Halfords has launched a campaign to fill 1,000 technician jobs over the next 12 months by targeting more female and retired recruits as the UK’s tight labor market pushes employers to think up new hiring strategies.
Announcing a halving of interim profits as customers cut discretionary spending amid the cost of living crisis, the auto and bike retailer warned that its full-year results would fall short of expectations.
However, he said inflationary pressures had also boosted the membership of his car loyalty club by drivers keen to cover the rising cost of running a car.
Its managing director, Graham Stapleton, said: “To help meet this demand, we are today launching a recruitment campaign to fill 1,000 new automotive technician positions over the next 12 months. In particular, we hope to attract retirees to the job market, as well as increase the number of women in technical positions.

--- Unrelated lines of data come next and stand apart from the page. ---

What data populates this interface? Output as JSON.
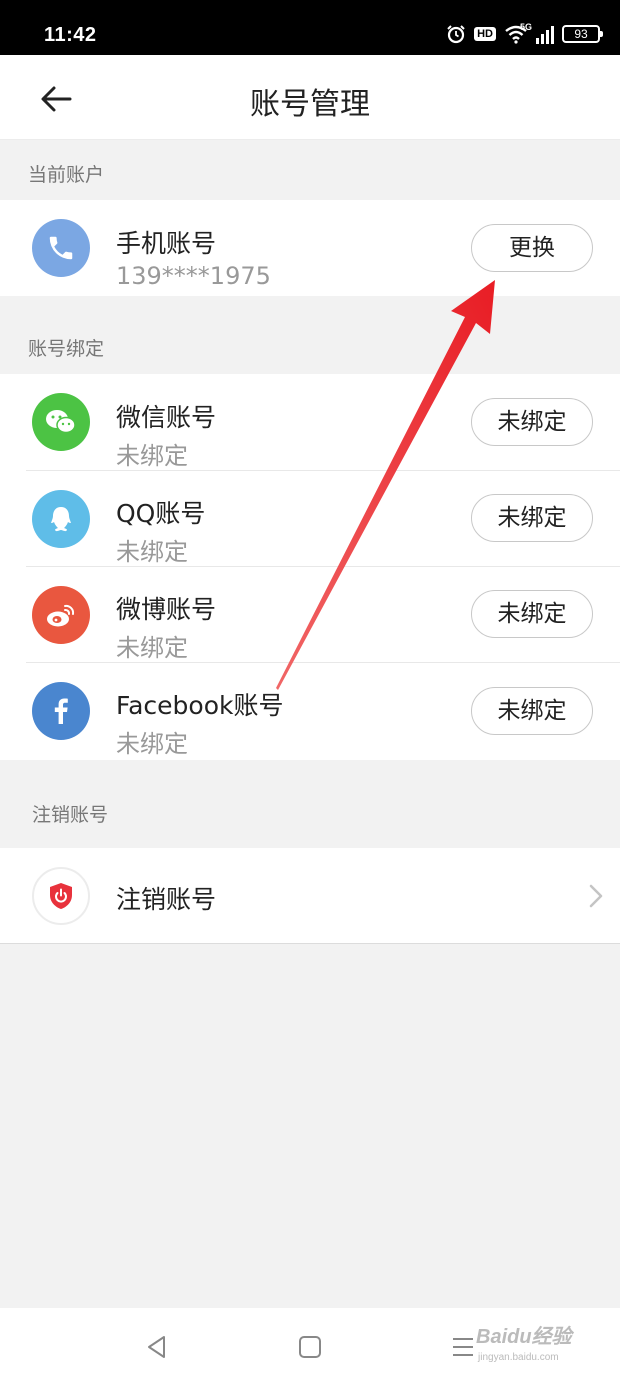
{
  "status_bar": {
    "time": "11:42",
    "hd_label": "HD",
    "network_label": "5G",
    "battery": "93"
  },
  "header": {
    "title": "账号管理",
    "back_icon": "back-arrow-icon"
  },
  "current_account": {
    "section_label": "当前账户",
    "item": {
      "title": "手机账号",
      "subtitle": "139****1975",
      "button": "更换",
      "icon": "phone-icon",
      "icon_color": "#7ba7e3"
    }
  },
  "bindings": {
    "section_label": "账号绑定",
    "items": [
      {
        "title": "微信账号",
        "subtitle": "未绑定",
        "button": "未绑定",
        "icon": "wechat-icon",
        "icon_color": "#4cc344"
      },
      {
        "title": "QQ账号",
        "subtitle": "未绑定",
        "button": "未绑定",
        "icon": "qq-icon",
        "icon_color": "#5fbde8"
      },
      {
        "title": "微博账号",
        "subtitle": "未绑定",
        "button": "未绑定",
        "icon": "weibo-icon",
        "icon_color": "#e9573f"
      },
      {
        "title": "Facebook账号",
        "subtitle": "未绑定",
        "button": "未绑定",
        "icon": "facebook-icon",
        "icon_color": "#4a86cf"
      }
    ]
  },
  "deactivate": {
    "section_label": "注销账号",
    "item": {
      "title": "注销账号",
      "icon": "power-shield-icon",
      "icon_color": "#e8323c"
    }
  },
  "nav_bar": {
    "back": "nav-back-icon",
    "home": "nav-home-icon",
    "menu": "nav-menu-icon"
  },
  "watermark": {
    "text": "Baidu经验",
    "sub": "jingyan.baidu.com"
  },
  "annotation": {
    "arrow_color": "#e8141c"
  }
}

Industries across the UK are facing a labor shortage, with the unemployment rate at its lowest level since 1974 in October, large numbers of people leaving the workforce due to early retirement and long-term illness, as well as the impact of falling levels of migration after Britain left the EU.
In its interim results, Halfords, the UK’s largest car services provider, with more than 600 garages and nearly 700 vans, reported underlying pre-tax profits of £29million for the six months to on September 30, up from £57.9m a year ago.
Revenue rose 10.2% to £765.7m in the first half, driven mainly by the Autocentres part of the business which deals with vehicle maintenance and technical checks. However, its like-for-like retail sales were down 6% year-over-year as consumers rein in their spending on bikes.
Halfords said that since the first half of the year, there was “resilient trading in the more needs-based categories, but there was some easing in the more discretionary areas.”
He added: “It remains difficult to predict consumer confidence for the remainder of 2022-23, but we don’t expect the challenges facing businesses to dissipate soon.”
The group now expects underlying pre-tax profits for the full year to be at the lower end of its previous forecast of between £65m and £75m.
Matt Britzman, equity analyst at Hargreaves Lansdown, said: “Halfords’ decision to focus on building its more reliable service revenue stream could not have come soon enough as consumers grapple with pressure from costs move away from more discretionary spending.
“This trend is particularly visible within the once booming cycling division of Halfords, where sales are returning to earth following the pandemic boom.”